At first I though that I could count the number of ways we could add two numbers to get six, i.e. $2+4$ and see what are the chances to get numbers bigger than those choices. Then adding all the probabilities that relate to each way. However, I get numbers greater than $1$ which is impossible. I also thought about the chance of getting a $1$ and then a number equal to or bigger to $5$, $P(x \ge 5) = \frac 12$ multiplying them together and repeating until all numbers run out. Again, wrong answer.
My question is: how do we get to the correct answer? Is it possible to generalize? Say that the probability of $n$ numbers picked at random from $N$ choices add to something greater than $k$.
Best Answer
In this case, it is easier to find the probability $p$ that the sum is $\le 5$. Then the answer to the original problem is $1-p$.

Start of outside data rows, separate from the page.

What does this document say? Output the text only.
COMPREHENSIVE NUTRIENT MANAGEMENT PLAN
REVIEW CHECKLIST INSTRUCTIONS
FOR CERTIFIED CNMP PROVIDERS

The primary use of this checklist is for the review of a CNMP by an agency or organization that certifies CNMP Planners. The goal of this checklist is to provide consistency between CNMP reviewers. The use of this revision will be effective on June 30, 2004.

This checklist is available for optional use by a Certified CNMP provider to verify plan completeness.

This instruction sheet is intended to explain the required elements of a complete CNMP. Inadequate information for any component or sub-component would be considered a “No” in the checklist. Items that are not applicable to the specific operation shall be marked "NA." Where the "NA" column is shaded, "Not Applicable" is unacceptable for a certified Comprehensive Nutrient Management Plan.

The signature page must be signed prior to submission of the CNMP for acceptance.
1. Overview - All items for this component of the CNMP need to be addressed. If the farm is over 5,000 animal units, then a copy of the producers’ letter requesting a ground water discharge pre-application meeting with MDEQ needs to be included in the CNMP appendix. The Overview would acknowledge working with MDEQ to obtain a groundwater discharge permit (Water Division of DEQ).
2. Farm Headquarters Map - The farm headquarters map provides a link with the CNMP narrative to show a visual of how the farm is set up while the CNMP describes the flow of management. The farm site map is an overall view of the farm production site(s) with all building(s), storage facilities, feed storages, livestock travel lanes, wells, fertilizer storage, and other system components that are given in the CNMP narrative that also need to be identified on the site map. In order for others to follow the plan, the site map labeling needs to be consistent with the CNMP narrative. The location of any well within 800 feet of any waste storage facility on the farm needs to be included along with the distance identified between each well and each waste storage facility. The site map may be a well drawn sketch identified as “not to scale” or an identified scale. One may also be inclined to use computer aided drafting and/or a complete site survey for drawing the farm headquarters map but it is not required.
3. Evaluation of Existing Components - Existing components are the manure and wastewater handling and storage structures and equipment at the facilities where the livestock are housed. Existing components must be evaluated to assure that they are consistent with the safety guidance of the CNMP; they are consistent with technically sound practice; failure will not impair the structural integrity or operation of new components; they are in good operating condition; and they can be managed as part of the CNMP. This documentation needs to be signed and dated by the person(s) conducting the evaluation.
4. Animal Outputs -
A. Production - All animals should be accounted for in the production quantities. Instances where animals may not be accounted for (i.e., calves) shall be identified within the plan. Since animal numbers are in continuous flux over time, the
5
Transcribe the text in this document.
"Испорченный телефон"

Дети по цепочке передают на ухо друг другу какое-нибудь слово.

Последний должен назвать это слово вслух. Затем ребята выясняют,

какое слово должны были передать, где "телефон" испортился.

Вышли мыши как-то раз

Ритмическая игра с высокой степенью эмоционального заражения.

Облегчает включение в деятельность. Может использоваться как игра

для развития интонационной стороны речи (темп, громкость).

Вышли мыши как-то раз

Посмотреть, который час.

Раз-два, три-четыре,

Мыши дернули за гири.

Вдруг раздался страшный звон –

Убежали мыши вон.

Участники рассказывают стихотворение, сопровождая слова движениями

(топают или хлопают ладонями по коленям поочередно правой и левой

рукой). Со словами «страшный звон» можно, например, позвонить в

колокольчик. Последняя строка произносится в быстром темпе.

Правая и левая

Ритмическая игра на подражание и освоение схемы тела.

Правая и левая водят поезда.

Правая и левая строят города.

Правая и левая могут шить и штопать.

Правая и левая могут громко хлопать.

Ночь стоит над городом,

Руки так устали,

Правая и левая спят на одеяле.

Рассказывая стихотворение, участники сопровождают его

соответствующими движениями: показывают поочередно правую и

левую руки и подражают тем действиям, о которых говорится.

We can list and count the ordered pairs $(a,b)$ of numbers that have sum $\le 5$.
If $a=1$ there are $4$, if $a=2$ there are $3$, and so on down to $1$.
So there are $10$ ordered pairs. Each has probability $\frac{1}{10^2}$, so $p=\frac{10}{10^2}$.
Remark: The same idea will work in your general case, as long as $k\le n+1$. A modification will take care of the rest of the $k$.